Diageo’s revenue warning adopted gross sales and stocking points and in Latin America and the Caribbean. The difficulty has widened, with gross sales falling within the US, Europe, and China too, as drinkers really feel onerous up. Usually, I’d sit tight and look ahead to the cost-of-living disaster to ease however in two respects, the funding case could have modified.

First, youthful adults are ingesting much less. Second, weight-loss medicine can also suppress urge for food for alcohol in addition to meals. Each might inflict a long-term structural blow to alcohol gross sales.

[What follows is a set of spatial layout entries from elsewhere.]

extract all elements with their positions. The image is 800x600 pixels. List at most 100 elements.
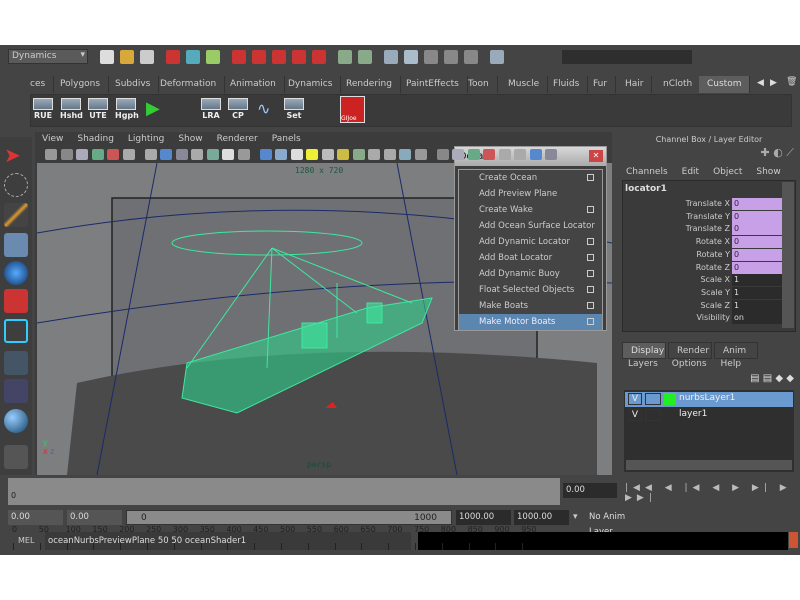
shelf-button-cp[interactable]: CP [227, 98, 249, 122]
viewport-toolbar-icon[interactable] [529, 149, 542, 160]
ocean-menu-item[interactable]: Make Motor Boats [459, 314, 602, 330]
viewport-toolbar-icon[interactable] [368, 149, 380, 160]
menu-show[interactable]: Show [756, 167, 780, 177]
tab-fluids[interactable]: Fluids [545, 76, 589, 93]
viewport-toolbar-icon[interactable] [514, 149, 526, 160]
curve-icon[interactable]: ∿ [257, 99, 270, 118]
viewport-toolbar-icon[interactable] [122, 149, 135, 160]
axis-icon[interactable] [4, 379, 28, 403]
channel-value[interactable]: 1 [732, 286, 782, 299]
tab-render[interactable]: Render [668, 342, 712, 359]
move-tool-icon[interactable] [4, 233, 28, 257]
status-tool-icon[interactable] [490, 50, 504, 64]
status-tool-icon[interactable] [206, 50, 220, 64]
viewport-toolbar-icon[interactable] [175, 149, 188, 160]
status-tool-icon[interactable] [338, 50, 352, 64]
start-time-field[interactable]: 0.00 [8, 510, 63, 525]
option-box-icon[interactable] [587, 206, 594, 213]
viewport-toolbar-icon[interactable] [60, 149, 73, 160]
viewport-toolbar-icon[interactable] [76, 149, 88, 160]
status-tool-icon[interactable] [444, 50, 458, 64]
range-slider[interactable]: 0 1000 [126, 510, 452, 525]
status-tool-icon[interactable] [252, 50, 266, 64]
status-tool-icon[interactable] [272, 50, 286, 64]
channel-value[interactable]: 0 [732, 248, 782, 261]
rotate-tool-icon[interactable] [4, 261, 28, 285]
menu-set-dropdown[interactable]: Dynamics ▾ [8, 49, 88, 64]
viewport-toolbar-icon[interactable] [452, 149, 464, 160]
ocean-menu-item[interactable]: Add Dynamic Buoy [459, 266, 602, 282]
viewport-toolbar-icon[interactable] [275, 149, 287, 160]
menu-panels[interactable]: Panels [272, 134, 301, 144]
option-box-icon[interactable] [587, 238, 594, 245]
viewport-toolbar-icon[interactable] [321, 149, 334, 160]
current-time-field[interactable]: 0.00 [563, 483, 617, 498]
anim-layer-dropdown[interactable]: No Anim Layer [586, 510, 646, 537]
status-tool-icon[interactable] [464, 50, 478, 64]
viewport-toolbar-icon[interactable] [545, 149, 557, 160]
quick-select-field[interactable] [562, 50, 692, 64]
status-tool-icon[interactable] [292, 50, 306, 64]
viewport-toolbar-icon[interactable] [191, 149, 203, 160]
menu-layers[interactable]: Layers [628, 359, 658, 369]
shelf-button-ute[interactable]: UTE [87, 98, 109, 122]
viewport-toolbar-icon[interactable] [91, 149, 104, 160]
tab-ncloth[interactable]: nCloth [655, 76, 702, 93]
time-slider[interactable] [8, 478, 560, 505]
viewport-toolbar-icon[interactable] [436, 149, 449, 160]
viewport-toolbar-icon[interactable] [337, 149, 349, 160]
menu-renderer[interactable]: Renderer [217, 134, 258, 144]
shelf-button-lra[interactable]: LRA [200, 98, 222, 122]
option-box-icon[interactable] [587, 286, 594, 293]
option-box-icon[interactable] [587, 318, 594, 325]
viewport-toolbar-icon[interactable] [45, 149, 57, 160]
status-tool-icon[interactable] [140, 50, 154, 64]
trash-icon[interactable]: 🗑 [786, 77, 797, 87]
range-slider-end[interactable]: 1000 [414, 513, 437, 523]
shelf-button-hgph[interactable]: Hgph [115, 98, 139, 122]
tab-muscle[interactable]: Muscle [500, 76, 549, 93]
option-box-icon[interactable] [587, 270, 594, 277]
status-tool-icon[interactable] [120, 50, 134, 64]
channel-value[interactable]: 1 [732, 299, 782, 312]
shelf-scroll-left[interactable]: ◀ [757, 78, 764, 88]
viewport-toolbar-icon[interactable] [483, 149, 495, 160]
channel-row[interactable]: Scale Z1 [624, 299, 782, 313]
menu-lighting[interactable]: Lighting [128, 134, 164, 144]
status-tool-icon[interactable] [186, 50, 200, 64]
ocean-menu-item[interactable]: Add Dynamic Locator [459, 234, 602, 250]
menu-view[interactable]: View [42, 134, 63, 144]
channel-row[interactable]: Translate Z0 [624, 223, 782, 236]
viewport-toolbar-icon[interactable] [222, 149, 234, 160]
channel-value[interactable]: 0 [732, 236, 782, 249]
ocean-menu-item[interactable]: Add Ocean Surface Locator [459, 218, 602, 234]
template-toggle[interactable] [645, 409, 661, 421]
viewport-toolbar-icon[interactable] [290, 149, 303, 160]
channel-row[interactable]: Rotate Y0 [624, 248, 782, 262]
status-tool-icon[interactable] [404, 50, 418, 64]
anim-layer-chevron-icon[interactable]: ▾ [573, 512, 578, 522]
option-box-icon[interactable] [587, 174, 594, 181]
shelf-scroll-right[interactable]: ▶ [770, 78, 777, 88]
ocean-menu-item[interactable]: Create Ocean [459, 170, 602, 186]
menu-options[interactable]: Options [672, 359, 707, 369]
tab-toon[interactable]: Toon [460, 76, 498, 93]
status-tool-icon[interactable] [424, 50, 438, 64]
viewport-toolbar-icon[interactable] [498, 149, 511, 160]
channel-row[interactable]: Scale Y1 [624, 286, 782, 300]
layer-tool-icons[interactable]: ▤ ▤ ◆ ◆ [750, 373, 794, 384]
status-tool-icon[interactable] [100, 50, 114, 64]
ocean-menu-item[interactable]: Add Boat Locator [459, 250, 602, 266]
shelf-button-rue[interactable]: RUE [32, 98, 54, 122]
viewport-toolbar-icon[interactable] [306, 149, 318, 160]
tab-display[interactable]: Display [622, 342, 666, 359]
viewport-toolbar-icon[interactable] [206, 149, 219, 160]
viewport-toolbar-icon[interactable] [467, 149, 480, 160]
select-tool-icon[interactable]: ➤ [4, 143, 28, 167]
scale-tool-icon[interactable] [4, 289, 28, 313]
layout-icon[interactable] [4, 351, 28, 375]
layer-color-swatch[interactable] [664, 409, 676, 421]
layer-color-swatch[interactable] [664, 393, 676, 405]
layer-row[interactable]: V nurbsLayer1 [625, 392, 793, 407]
channel-value[interactable]: 0 [732, 198, 782, 210]
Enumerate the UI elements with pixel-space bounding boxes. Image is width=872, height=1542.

But I’m reluctant to promote. Incoming chief government Sir Dave Lewis did an incredible job of turning Tesco round. I’m hoping he can repeat the magic at Diageo. Lewis doesn’t begin till January, so I’m holding on. At the moment, Diageo appears affordable worth on a price-to-earnings ratio of 13.8, and the yield sits at 4.5%. Discount hunters could take into account shopping for at immediately’s value, however want to grasp the dangers.

Ready for a cycle to show

Glencore has been hit by weak demand from China and worries over a US recession. But commodity shares transfer in cycles, and promoting through the trough is never clever.

It’s my solely pure assets inventory, so I’m inclined to remain put for diversification functions no less than. Buyers would possibly take into account shopping for Glencore whereas it’s out of favour, however it’s unlikely to soar within the quick time period.

Ocado suffered yet one more blow on Tuesday (18 November) when US accomplice Kroger stated it might shut three of its automated buyer fulfilment centres. Ocado has eye-popping expertise however the massive query is whether or not there’s a marketplace for it. In all probability not within the US now. It might simply have set its websites too excessive.

I wouldn’t counsel anyone take into account shopping for Ocado shares. They’re simply too dangerous. After months of dithering, I’m near promoting. All three have examined my endurance, however Ocado is working out of time.